"Finish each day and be done with it. You have done what you could. Some blunders and absurdities no doubt crept in; forget them as soon as you can. Tomorrow is a new day; begin it well and serenely and with too high a spirit to be cumbered with your old nonsense." -Emerson


"Either write something worth reading or do something worth writing about." -Benjamin Franklin

Alma 26:30 "And we have suffered all manner of afflictions, and all this, that perhaps we might be the means of saving some soul; and we supposed that our joy would be full if perhaps we could be the means of saving some."

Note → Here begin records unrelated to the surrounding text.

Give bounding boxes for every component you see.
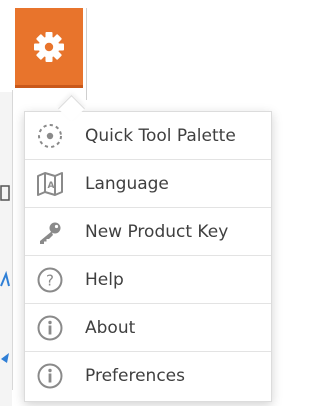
toolbar-divider	[86, 8, 87, 100]
quick-tool-palette-icon	[35, 121, 65, 151]
key-icon	[35, 217, 65, 247]
menu-item-label: Language	[85, 173, 169, 194]
toolbar-divider	[12, 90, 13, 390]
menu-item-help[interactable]: ? Help	[25, 256, 271, 304]
menu-item-label: Help	[85, 269, 124, 290]
menu-item-quick-tool-palette[interactable]: Quick Tool Palette	[25, 112, 271, 160]
menu-item-new-product-key[interactable]: New Product Key	[25, 208, 271, 256]
menu-item-label: About	[85, 317, 136, 338]
menu-item-label: Quick Tool Palette	[85, 125, 236, 146]
menu-item-about[interactable]: About	[25, 304, 271, 352]
gear-icon	[34, 31, 64, 62]
svg-text:?: ?	[46, 271, 54, 289]
settings-button[interactable]	[15, 8, 83, 88]
help-icon: ?	[35, 265, 65, 295]
menu-item-preferences[interactable]: Preferences	[25, 352, 271, 400]
app-window: Quick Tool Palette A Language New Produc…	[0, 0, 276, 406]
info-icon	[35, 361, 65, 391]
menu-item-label: New Product Key	[85, 221, 229, 242]
language-map-icon: A	[35, 169, 65, 199]
toolbar-fragment-icon	[1, 353, 9, 363]
info-icon	[35, 313, 65, 343]
svg-text:A: A	[48, 181, 55, 191]
menu-item-language[interactable]: A Language	[25, 160, 271, 208]
left-toolbar-strip	[0, 92, 12, 406]
toolbar-fragment-icon	[0, 185, 10, 201]
settings-menu: Quick Tool Palette A Language New Produc…	[24, 111, 272, 402]
toolbar-fragment-icon	[0, 270, 10, 287]
menu-item-label: Preferences	[85, 366, 185, 386]
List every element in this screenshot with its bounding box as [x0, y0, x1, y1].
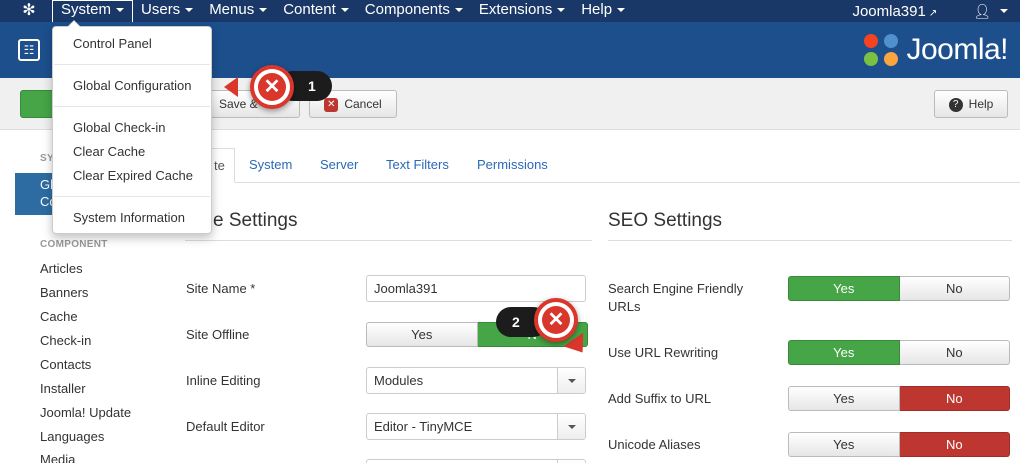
inline-editing-label: Inline Editing: [186, 373, 261, 388]
brand-text: Joomla!: [906, 33, 1008, 66]
tab-system[interactable]: System: [235, 148, 306, 183]
chevron-down-icon: [617, 8, 626, 13]
url-suffix-label: Add Suffix to URL: [608, 391, 712, 406]
joomla-brand-logo-icon: [862, 32, 902, 68]
menu-item-system-information[interactable]: System Information: [73, 210, 185, 225]
tab-server[interactable]: Server: [306, 148, 372, 183]
inline-editing-value: Modules: [374, 373, 424, 388]
site-link-label: Joomla391: [852, 2, 926, 20]
close-icon: ✕: [250, 65, 294, 109]
menu-extensions[interactable]: Extensions: [471, 0, 573, 22]
menu-components[interactable]: Components: [357, 0, 471, 22]
menu-users[interactable]: Users: [133, 0, 201, 22]
chevron-down-icon: [340, 8, 349, 13]
menu-content-label: Content: [283, 1, 336, 18]
joomla-logo-icon[interactable]: ✻: [14, 1, 44, 21]
main-menu: System Users Menus Content Components Ex…: [52, 0, 633, 22]
menu-divider: [54, 64, 210, 65]
navbar-right: Joomla391 ↗ 👤︎: [852, 0, 1020, 22]
sef-urls-no[interactable]: No: [899, 276, 1010, 301]
chevron-down-icon: [454, 8, 463, 13]
close-icon: ✕: [534, 298, 578, 342]
menu-item-global-configuration[interactable]: Global Configuration: [73, 78, 192, 93]
chevron-down-icon[interactable]: [1000, 9, 1008, 13]
sef-urls-label: Search Engine Friendly URLs: [608, 281, 744, 314]
url-rewriting-label: Use URL Rewriting: [608, 345, 719, 360]
top-navbar: ✻ System Users Menus Content Components …: [0, 0, 1020, 22]
unicode-aliases-yes[interactable]: Yes: [788, 432, 900, 457]
site-settings-heading: e Settings: [185, 210, 592, 241]
menu-system[interactable]: System: [52, 0, 134, 22]
menu-menus[interactable]: Menus: [201, 0, 275, 22]
menu-item-clear-expired-cache[interactable]: Clear Expired Cache: [73, 168, 193, 183]
menu-components-label: Components: [364, 1, 450, 18]
menu-content[interactable]: Content: [275, 0, 357, 22]
user-icon[interactable]: 👤︎: [973, 3, 991, 20]
url-suffix-yes[interactable]: Yes: [788, 386, 900, 411]
question-icon: ?: [948, 97, 963, 112]
sidebar-item-media[interactable]: Media: [40, 452, 75, 463]
site-offline-label: Site Offline: [186, 327, 250, 342]
default-editor-select[interactable]: Editor - TinyMCE: [366, 413, 586, 440]
sidebar-item-articles[interactable]: Articles: [40, 261, 83, 276]
chevron-down-icon: [259, 8, 268, 13]
joomla-brand: Joomla!: [862, 32, 1008, 68]
unicode-aliases-label: Unicode Aliases: [608, 437, 701, 452]
menu-item-control-panel[interactable]: Control Panel: [73, 36, 152, 51]
sidebar-item-banners[interactable]: Banners: [40, 285, 88, 300]
menu-extensions-label: Extensions: [478, 1, 553, 18]
menu-item-global-check-in[interactable]: Global Check-in: [73, 120, 166, 135]
sidebar-item-contacts[interactable]: Contacts: [40, 357, 91, 372]
url-rewriting-yes[interactable]: Yes: [788, 340, 900, 365]
site-link[interactable]: Joomla391 ↗: [852, 3, 937, 20]
sidebar-item-languages[interactable]: Languages: [40, 429, 104, 444]
external-link-icon: ↗: [928, 7, 938, 19]
sef-urls-yes[interactable]: Yes: [788, 276, 900, 301]
site-offline-yes[interactable]: Yes: [366, 322, 478, 347]
chevron-down-icon: [116, 8, 125, 13]
next-select[interactable]: [366, 459, 586, 463]
menu-users-label: Users: [141, 1, 181, 18]
chevron-down-icon: [185, 8, 194, 13]
cancel-label: Cancel: [344, 97, 382, 111]
settings-sliders-icon: ☷: [18, 39, 40, 61]
seo-settings-heading: SEO Settings: [608, 210, 1012, 241]
site-name-label: Site Name *: [186, 281, 256, 296]
chevron-down-icon: [557, 368, 585, 393]
menu-menus-label: Menus: [209, 1, 255, 18]
tab-text-filters[interactable]: Text Filters: [372, 148, 463, 183]
sidebar-item-joomla-update[interactable]: Joomla! Update: [40, 405, 131, 420]
unicode-aliases-no[interactable]: No: [899, 432, 1010, 457]
menu-item-clear-cache[interactable]: Clear Cache: [73, 144, 145, 159]
default-editor-value: Editor - TinyMCE: [374, 419, 473, 434]
menu-help[interactable]: Help: [573, 0, 633, 22]
default-editor-label: Default Editor: [186, 419, 265, 434]
menu-divider: [54, 196, 210, 197]
sidebar-item-check-in[interactable]: Check-in: [40, 333, 91, 348]
sef-urls-toggle: Yes No: [788, 276, 1010, 301]
config-tabs: te System Server Text Filters Permission…: [185, 148, 1020, 183]
menu-system-label: System: [61, 1, 112, 18]
tab-permissions[interactable]: Permissions: [463, 148, 562, 183]
sidebar-heading-component: COMPONENT: [40, 239, 108, 250]
inline-editing-select[interactable]: Modules: [366, 367, 586, 394]
sidebar-item-cache[interactable]: Cache: [40, 309, 78, 324]
url-suffix-no[interactable]: No: [899, 386, 1010, 411]
url-suffix-toggle: Yes No: [788, 386, 1010, 411]
menu-help-label: Help: [581, 1, 613, 18]
url-rewriting-no[interactable]: No: [899, 340, 1010, 365]
callout-1: 1 ✕: [224, 63, 336, 115]
chevron-down-icon: [557, 8, 566, 13]
help-button[interactable]: ? Help: [934, 90, 1008, 118]
system-dropdown-menu: Control Panel Global Configuration Globa…: [52, 20, 212, 234]
callout-pointer-icon: [224, 77, 238, 97]
chevron-down-icon: [557, 414, 585, 439]
menu-divider: [54, 106, 210, 107]
callout-2: 2 ✕: [496, 292, 596, 360]
sidebar-item-installer[interactable]: Installer: [40, 381, 86, 396]
url-rewriting-toggle: Yes No: [788, 340, 1010, 365]
help-label: Help: [968, 97, 994, 111]
unicode-aliases-toggle: Yes No: [788, 432, 1010, 457]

Wednesday, November 2, 2011

No Sleep.... No Sleep

It has been a long time since I have had this hard of time sleeping. I slept maybe a total of four hours last night, and not even continuously. Tonight I tried to go to bed at 10pm and I find myself on the wrong side of 1am... still awake.

It is one of those annoying awakes too. I feel tired. I know I am tired. I know that I am going to be useless at work tomorrow. Yet I can not make myself sleep. On top of that I keep making lists. Lists of things I need to pack, things I need to pick up from the store, things I need to take to work, and things I need to buy so that I can move. I have to rent things, and find things, and give away things. I have to clean things. I have to negotiate things. I have to worry about things because my entire immediate future hinges on the belief that I will be going on a mission, even though it is taking forever to get my act in gear.

Too many things, TOO MANY THINGS! All rushing, all immediate, all pretty unimportant when I step back and look at the situation from a different angle.